‘Epidemiological modelers haven’t adequately adapted their estimates’
You can run around preaching that the sky is falling, or you can look at the numbers we already have and make intelligent forecasts.
Joining their colleague John Ioannidis in throwing cold water on coronavirus conventional wisdom, professors at the Stanford University School of Medicine warn that the apocalyptic figures thrown around for COVID-19 in America “could plausibly be orders of magnitude too high.”
Eran Bendavid and Jay Bhattacharya write in The Wall Street Journal that we are focused on the wrong statistic: deaths from identified cases. Because of “selection bias in testing” and limited data on the extent of that bias, the possible fatality range is too great to be meaningful.
They find it “plausible but likely” from available figures that the more useful statistic – the infection rate – is “orders of magnitude larger” than thought, meaning deaths following infection are quite low, relatively speaking.
If testing of evacuees from Wuhan matches the infection rate of “greater Wuhan,” a population of 20 million, then the infection rate was “about 30-fold more” than reported cases, meaning a fatality rate “at least 10-fold lower” than estimates.
An Italian town of 3,300 that got fully tested showed a “prevalence rate” of 2.7 percent, which extrapolated to its province would mean 26,000 infections compared to 198 identified cases. Italy’s fatality rate could actually be closed to 0.06 percent, Bendavid and Bhattacharya say.
Based on the admittedly unrepresentative test sample of NBA players, where player contact could have made the infection rate higher, the “lower-bound assumptions” extended to cities with NBA teams would mean an infection rate 72-fold higher than identified cases across the U.S.
Our panic stems from two misleading factors. Tests don’t catch people who recovered from infections, and they were “typically reserved for the severely ill” until recently:
Together, these facts imply that the confirmed cases are likely orders of magnitude less than the true number of infections. Epidemiological modelers haven’t adequately adapted their estimates to account for these factors. …
An epidemic seed on Jan. 1 [based on tens of thousands of travelers from Wuhan in December] implies that by March 9 about six million people in the U.S. would have been infected. As of March 23, according to the Centers for Disease Control and Prevention, there were 499 Covid-19 deaths in the U.S. If our surmise of six million cases is accurate, that’s a mortality rate of 0.01%, assuming a two week lag between infection and death.

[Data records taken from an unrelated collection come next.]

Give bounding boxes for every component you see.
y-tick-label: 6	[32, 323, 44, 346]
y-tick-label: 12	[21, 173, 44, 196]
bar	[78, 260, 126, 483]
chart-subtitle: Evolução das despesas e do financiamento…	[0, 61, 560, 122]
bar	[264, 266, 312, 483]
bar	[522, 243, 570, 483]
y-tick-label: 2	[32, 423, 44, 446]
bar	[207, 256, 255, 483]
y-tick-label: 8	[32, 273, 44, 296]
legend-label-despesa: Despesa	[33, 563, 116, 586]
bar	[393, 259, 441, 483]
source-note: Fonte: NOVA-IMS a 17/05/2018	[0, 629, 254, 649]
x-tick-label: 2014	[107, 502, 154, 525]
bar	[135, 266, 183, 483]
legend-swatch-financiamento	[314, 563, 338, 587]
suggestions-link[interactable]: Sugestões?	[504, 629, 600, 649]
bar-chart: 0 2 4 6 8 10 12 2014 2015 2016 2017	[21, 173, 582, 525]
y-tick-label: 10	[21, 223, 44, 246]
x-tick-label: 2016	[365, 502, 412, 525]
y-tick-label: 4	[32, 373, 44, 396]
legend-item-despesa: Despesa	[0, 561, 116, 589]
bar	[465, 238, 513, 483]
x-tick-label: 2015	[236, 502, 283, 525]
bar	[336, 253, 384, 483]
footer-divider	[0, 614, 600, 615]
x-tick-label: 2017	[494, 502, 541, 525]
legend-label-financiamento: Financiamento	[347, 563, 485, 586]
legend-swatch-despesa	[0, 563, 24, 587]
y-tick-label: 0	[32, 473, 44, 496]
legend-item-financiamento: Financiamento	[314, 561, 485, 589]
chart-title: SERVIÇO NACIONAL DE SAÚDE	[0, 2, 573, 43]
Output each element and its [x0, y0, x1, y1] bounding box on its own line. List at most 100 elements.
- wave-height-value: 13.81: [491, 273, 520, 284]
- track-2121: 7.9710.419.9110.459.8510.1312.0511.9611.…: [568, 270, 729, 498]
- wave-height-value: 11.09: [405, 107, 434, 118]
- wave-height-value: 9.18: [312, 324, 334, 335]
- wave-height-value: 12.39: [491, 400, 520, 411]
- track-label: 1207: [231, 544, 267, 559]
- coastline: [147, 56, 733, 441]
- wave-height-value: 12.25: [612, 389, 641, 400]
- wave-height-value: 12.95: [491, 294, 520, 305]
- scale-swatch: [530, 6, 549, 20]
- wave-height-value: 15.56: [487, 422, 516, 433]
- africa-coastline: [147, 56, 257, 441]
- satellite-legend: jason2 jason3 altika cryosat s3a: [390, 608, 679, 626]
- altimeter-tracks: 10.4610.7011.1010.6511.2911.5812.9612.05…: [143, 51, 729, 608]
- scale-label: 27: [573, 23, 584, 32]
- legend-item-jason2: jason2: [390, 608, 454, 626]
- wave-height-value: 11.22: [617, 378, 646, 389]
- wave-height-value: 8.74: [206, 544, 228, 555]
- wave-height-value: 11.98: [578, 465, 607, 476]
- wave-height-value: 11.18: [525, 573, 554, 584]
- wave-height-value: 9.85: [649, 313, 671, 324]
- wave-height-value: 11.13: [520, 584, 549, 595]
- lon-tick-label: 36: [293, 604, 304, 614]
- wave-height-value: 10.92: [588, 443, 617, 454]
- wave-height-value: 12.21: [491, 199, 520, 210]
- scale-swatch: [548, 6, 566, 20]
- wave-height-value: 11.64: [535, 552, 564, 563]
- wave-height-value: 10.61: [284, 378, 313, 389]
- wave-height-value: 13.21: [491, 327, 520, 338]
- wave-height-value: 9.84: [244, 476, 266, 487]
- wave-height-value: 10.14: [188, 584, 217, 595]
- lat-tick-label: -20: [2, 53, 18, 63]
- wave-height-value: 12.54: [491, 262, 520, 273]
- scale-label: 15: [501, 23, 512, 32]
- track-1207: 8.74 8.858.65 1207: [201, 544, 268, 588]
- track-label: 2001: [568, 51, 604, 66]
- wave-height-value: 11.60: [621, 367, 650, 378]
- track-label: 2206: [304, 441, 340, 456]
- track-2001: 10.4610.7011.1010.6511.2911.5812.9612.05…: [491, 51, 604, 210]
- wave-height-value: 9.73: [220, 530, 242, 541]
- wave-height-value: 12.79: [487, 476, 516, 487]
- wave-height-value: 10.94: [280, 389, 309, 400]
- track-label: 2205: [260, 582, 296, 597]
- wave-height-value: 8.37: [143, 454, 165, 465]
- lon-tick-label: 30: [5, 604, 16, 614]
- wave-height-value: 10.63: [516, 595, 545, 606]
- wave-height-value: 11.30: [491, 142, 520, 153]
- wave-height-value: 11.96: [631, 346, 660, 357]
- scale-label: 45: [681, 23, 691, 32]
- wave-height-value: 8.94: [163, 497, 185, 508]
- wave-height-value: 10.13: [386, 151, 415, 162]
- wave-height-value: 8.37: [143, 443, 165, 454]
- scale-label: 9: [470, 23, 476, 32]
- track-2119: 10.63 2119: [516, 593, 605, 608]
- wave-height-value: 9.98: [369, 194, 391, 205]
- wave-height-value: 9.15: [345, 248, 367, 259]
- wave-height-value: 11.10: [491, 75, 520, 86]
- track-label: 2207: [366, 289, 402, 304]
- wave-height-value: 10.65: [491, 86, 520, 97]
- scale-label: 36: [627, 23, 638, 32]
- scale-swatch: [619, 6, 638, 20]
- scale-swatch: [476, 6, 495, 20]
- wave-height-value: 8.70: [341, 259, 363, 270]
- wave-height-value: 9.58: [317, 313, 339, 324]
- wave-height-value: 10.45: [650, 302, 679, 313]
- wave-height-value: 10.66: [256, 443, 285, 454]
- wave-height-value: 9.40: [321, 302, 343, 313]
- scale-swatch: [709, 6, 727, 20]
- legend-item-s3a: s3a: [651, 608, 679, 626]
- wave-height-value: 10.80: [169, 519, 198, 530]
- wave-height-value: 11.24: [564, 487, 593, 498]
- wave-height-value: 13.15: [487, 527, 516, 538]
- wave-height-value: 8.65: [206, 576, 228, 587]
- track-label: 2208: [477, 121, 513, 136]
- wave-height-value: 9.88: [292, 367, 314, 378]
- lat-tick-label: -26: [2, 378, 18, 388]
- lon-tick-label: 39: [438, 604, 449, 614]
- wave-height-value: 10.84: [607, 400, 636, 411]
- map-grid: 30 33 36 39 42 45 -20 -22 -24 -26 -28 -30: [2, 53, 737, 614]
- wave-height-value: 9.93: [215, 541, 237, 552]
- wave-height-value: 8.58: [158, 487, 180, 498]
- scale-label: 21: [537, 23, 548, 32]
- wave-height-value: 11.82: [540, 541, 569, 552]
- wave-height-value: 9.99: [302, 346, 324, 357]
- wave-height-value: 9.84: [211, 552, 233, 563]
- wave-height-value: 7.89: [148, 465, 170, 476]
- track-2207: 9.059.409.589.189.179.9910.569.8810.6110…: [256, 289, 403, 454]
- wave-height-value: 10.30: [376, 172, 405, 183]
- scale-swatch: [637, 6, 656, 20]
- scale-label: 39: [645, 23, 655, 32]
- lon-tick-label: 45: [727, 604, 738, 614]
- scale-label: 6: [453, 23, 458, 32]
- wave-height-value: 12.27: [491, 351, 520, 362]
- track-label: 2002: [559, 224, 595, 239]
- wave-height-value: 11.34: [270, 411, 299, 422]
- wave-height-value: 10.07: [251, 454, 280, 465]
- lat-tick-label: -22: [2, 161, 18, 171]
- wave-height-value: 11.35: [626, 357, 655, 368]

This is one-tenth of the flu mortality rate of 0.1%. Such a low death rate would be cause for optimism.
One-tenth the flu mortality rate.
We’ve been making extreme decisions based on incomplete and misleading data, as Ioannidis says, and his colleagues Bendavid and Bhattacharya emphasize the difference between an epidemic that kills 20,000-40,000 and two million.
Antibody testing needs to be ramped up to provide more useful data than the highly misleading rate based on identified (known sick) cases:
If we’re right about the limited scale of the epidemic, then measures focused on older populations and hospitals are sensible. Elective procedures will need to be rescheduled. Hospital resources will need to be reallocated to care for critically ill patients. Triage will need to improve. And policy makers will need to focus on reducing risks for older adults and people with underlying medical conditions.
We need to “evaluate the empirical basis” of the lockdown strategy embraced by the nation’s mayors and governors, because it could be imposing entirely avoidable costs on “the economy, community and individual mental and physical health.”